Брат прожил еще четверо суток. Похоронили его на новом кладбище, возникшем с той поры, как появился госпиталь, положили его в ту же землю, где покоилась теща, умершая в первый год их жизни в эвакуации…

* * *

Внизу послышалось какое-то движение. Звякнуло. Гурилев притянул к себе автомат, замер. Что-то тихо перемещалось. Потом умолкло. Он осторожно посмотрел вниз. То ли волк, то ли большая бездомная собака, задрав голову, видимо, почуяв человечий дух, глядела на Гурилева недвижными угольками глаз, подсвеченных лунным отблеском. Сперва он хотел крикнуть, что-нибудь швырнуть, отпугнуть, но раздумал, боясь обозлить. Решил выждать. Животное заскулило, прошло вдоль стены и исчезло в проломе…

Гурилев полез за часами. Половина одиннадцатого. Час, как уехал Анциферов…

Гурилев уже понял, что если тот и вернется, то нескоро, в лучшем случае к утру. Вельтман тоже, наверное, где-то затаился… А он должен – тут. Ради чего?.. Да и обязан ли? Скорей бы утро… Что-то определится… За какой-то ничтожно малый отрезок времени он успел еще раз прожить памятью кусок прошлой, исчезнувшей жизни, преодолеть огромные расстояния и десятилетия… А решить: оставаться ли здесь стеречь корма – от кого?! – или все-таки уйти – он не успел, хотя на это нужны лишь секунды… Не успел?.. Или не хотел, отдалял это решение?.. Но может, это и было уже решением… Он понял, что Анциферов солгал… Зачем?.. На труса Анциферов не похож… До утра, конечно, тут, на холоду, не выдержать… Кто вправе его упрекнуть, если он уйдет отсюда? Но куда? Просто на восток… И, сжавшись, привалившись к ледяной стене, он с тоской посмотрел на пустынное ночное поле, открывавшееся за рухнувшей стеной.
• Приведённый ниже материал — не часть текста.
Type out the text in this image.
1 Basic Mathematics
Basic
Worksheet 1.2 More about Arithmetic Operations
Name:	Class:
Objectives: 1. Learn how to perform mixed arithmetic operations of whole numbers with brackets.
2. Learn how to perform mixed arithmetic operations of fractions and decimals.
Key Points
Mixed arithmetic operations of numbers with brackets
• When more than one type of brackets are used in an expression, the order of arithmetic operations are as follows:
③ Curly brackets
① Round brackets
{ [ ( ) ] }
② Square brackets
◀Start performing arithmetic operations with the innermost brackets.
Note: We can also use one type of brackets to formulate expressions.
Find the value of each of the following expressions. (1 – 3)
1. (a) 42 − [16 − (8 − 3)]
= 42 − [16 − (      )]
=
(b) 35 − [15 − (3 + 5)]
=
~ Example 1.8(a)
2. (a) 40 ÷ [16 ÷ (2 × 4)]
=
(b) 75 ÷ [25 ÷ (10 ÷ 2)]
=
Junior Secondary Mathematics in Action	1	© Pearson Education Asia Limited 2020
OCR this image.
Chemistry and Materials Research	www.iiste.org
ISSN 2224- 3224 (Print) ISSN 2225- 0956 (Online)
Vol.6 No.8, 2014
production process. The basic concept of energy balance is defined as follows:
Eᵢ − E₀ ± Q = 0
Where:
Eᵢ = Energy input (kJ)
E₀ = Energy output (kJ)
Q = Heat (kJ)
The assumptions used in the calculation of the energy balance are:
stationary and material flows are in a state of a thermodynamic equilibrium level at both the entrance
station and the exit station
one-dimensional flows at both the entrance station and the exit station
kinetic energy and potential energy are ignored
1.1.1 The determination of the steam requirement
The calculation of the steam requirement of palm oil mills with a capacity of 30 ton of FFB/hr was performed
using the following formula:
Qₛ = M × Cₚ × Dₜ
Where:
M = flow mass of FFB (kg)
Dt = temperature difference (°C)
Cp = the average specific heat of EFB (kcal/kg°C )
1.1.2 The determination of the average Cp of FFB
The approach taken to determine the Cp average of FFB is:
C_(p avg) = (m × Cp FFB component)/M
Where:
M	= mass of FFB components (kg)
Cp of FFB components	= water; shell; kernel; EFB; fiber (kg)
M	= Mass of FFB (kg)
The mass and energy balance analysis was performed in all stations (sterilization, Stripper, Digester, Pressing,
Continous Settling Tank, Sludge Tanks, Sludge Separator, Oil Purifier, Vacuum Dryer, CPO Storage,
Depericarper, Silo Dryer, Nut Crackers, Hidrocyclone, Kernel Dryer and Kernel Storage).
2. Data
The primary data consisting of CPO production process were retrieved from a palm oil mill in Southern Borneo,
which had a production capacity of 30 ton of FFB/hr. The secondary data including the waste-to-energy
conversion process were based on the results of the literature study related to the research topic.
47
Дуло в затылок. Гурилев затолкал выбившийся шарф. Жена называла его «кашне». Он не любил этот шарф, не умел его носить, раздражался: при ходьбе шарф вылезал сзади над воротником, а спереди – к подбородку, тогда шея оставалась голой. Сколько раз жена учила надевать его! Если куда-нибудь шли вместе, много раз по дороге поправляла, аккуратно засовывая за ворот и борта пальто… Но сейчас Гурилев был рад этому теплому плотному шарфу, даже понюхал его конец с пышными кистями, будто там могли сохраниться тепло и запах пальцев жены, так часто прикасавшихся к толстой шерстяной пряже. Но сохранилась лишь пришитая к изнанке залоснившаяся уже фирменная бирка: овца и золотыми буквами надпись по-польски: «Яцек Глоговский. Сатурн. Лодзь».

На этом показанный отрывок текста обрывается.